猫はリーラシエの稀有な能力を歓迎してくれるが、人間はわからない。様々な地を渡り歩いてきた旅人なら開放的な思考を持っているかもしれないが、人間離れしたリーラシエの能力をどう思うかは皆目見当がつかない。

だったら知られないのが賢明だ。もう誰かにこの能力のことをとやかく言われるのは二度とごめんだ。

「月の満ち欠けに意味があるのはご存知ですか?」

「え?」

突然のディアナの発言にリーラシエはきょとんとした。月の満ち欠けは知っているが、それに意味があるなど考えたこともなかった。

「これは私が以前訪れた地域に伝わる伝承の一つで、三日月に祈ると幸運が訪れるというものがあります。それを聞いてから私は無性に三日月を眺めたくなりました。」

リーラシエは何も言わずにただじっとディアナを見ていた。不思議な気分だった。名も知らぬ遠い地に自分と同じように三日月に祈る人間がいるというのは。

リーラシエは三日月に祈る人に出会ったことがない。だから、物心ついた時から三日月に祈っている自分は奇妙がられた。最初は何とも思わなかったが、いつしか自分はおかしいと思い込むようになった。

けれど、この世のどこかに自分と同じように三日月に祈る人間がいる。それだけでリーラシエは救われたような気がした。

伝承を聞いたときのことを思い起こしている様子のディアナの目は子どものようにきらきらしていた。大人でもあのような目をすることをリーラシエは初めて知った。

「夕食の用意をしますね。」

リーラシエはディアナに秘密を見破られるのを恐れて目を合わせずに言った。

「いいえ。私はしばらく三日月を眺めていたいです。どうぞその間にお風呂に行ってください。」

ディアナは三日月に照らされたどこか神秘的な微笑を半分こちらに向けて言った。リーラシエは心得たというふうに頷き、逃げるように家の中に入っていった。

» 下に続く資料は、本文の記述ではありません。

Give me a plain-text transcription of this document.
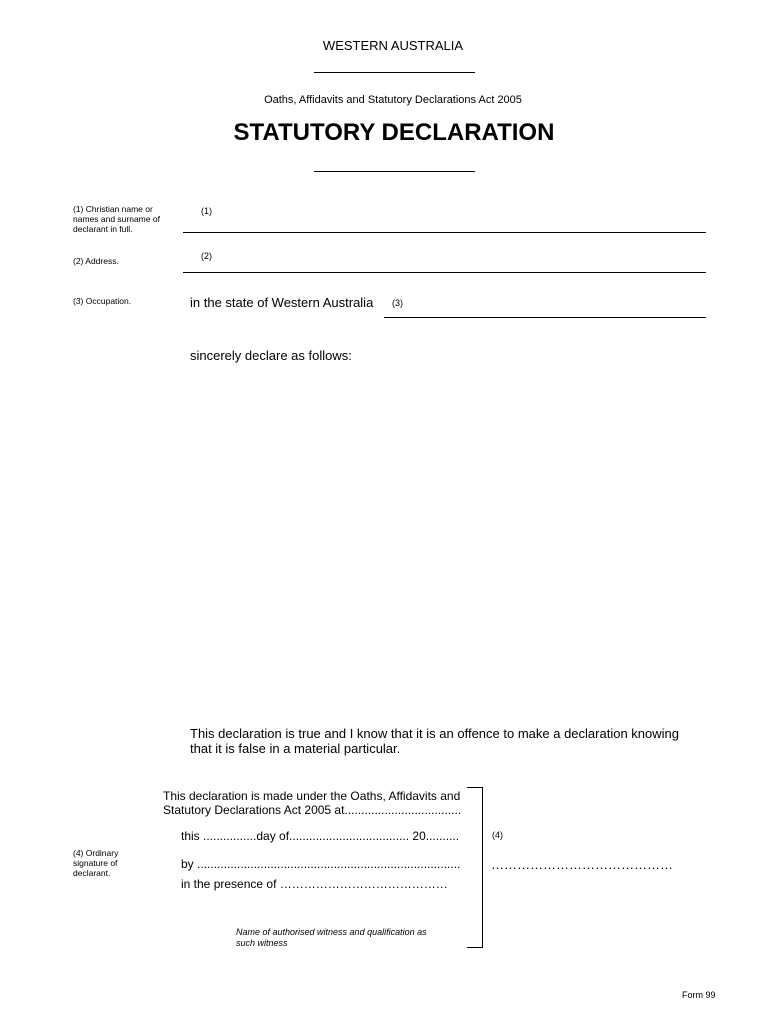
WESTERN AUSTRALIA
Oaths, Affidavits and Statutory Declarations Act 2005
STATUTORY DECLARATION
(1) Christian name or names and surname of declarant in full.
(1)
(2) Address.	(2)
(3) Occupation.	in the state of Western Australia (3)
sincerely declare as follows:
This declaration is true and I know that it is an offence to make a declaration knowing
that it is false in a material particular.
This declaration is made under the Oaths, Affidavits and
Statutory Declarations Act 2005 at...................................
this ................day of.................................... 20..........
by ...............................................................................
in the presence of ……………………………………
Name of authorised witness and qualification as
such witness
(4) Ordinary signature of declarant.
(4)
……………………………………
Form 99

なんだろうか。この気持ちは。秘密を知られまいと決意したばかりのはずなのに、なぜかディアナには自分の秘密を話してしまいたいと思う。ディアナなら受け入れてくれるかもしれないという淡い期待さえ抱いている。こんなふうに感じたことは今までにない。これは一体なんだろうか。

リーラシエは窓の外の一点を見つめていた。視線の先には消えかける三日月をいつまでも名残惜しそうに見続けるディアナの姿があった。その姿はリーラシエの視線を捉えていつまでも離さなかった。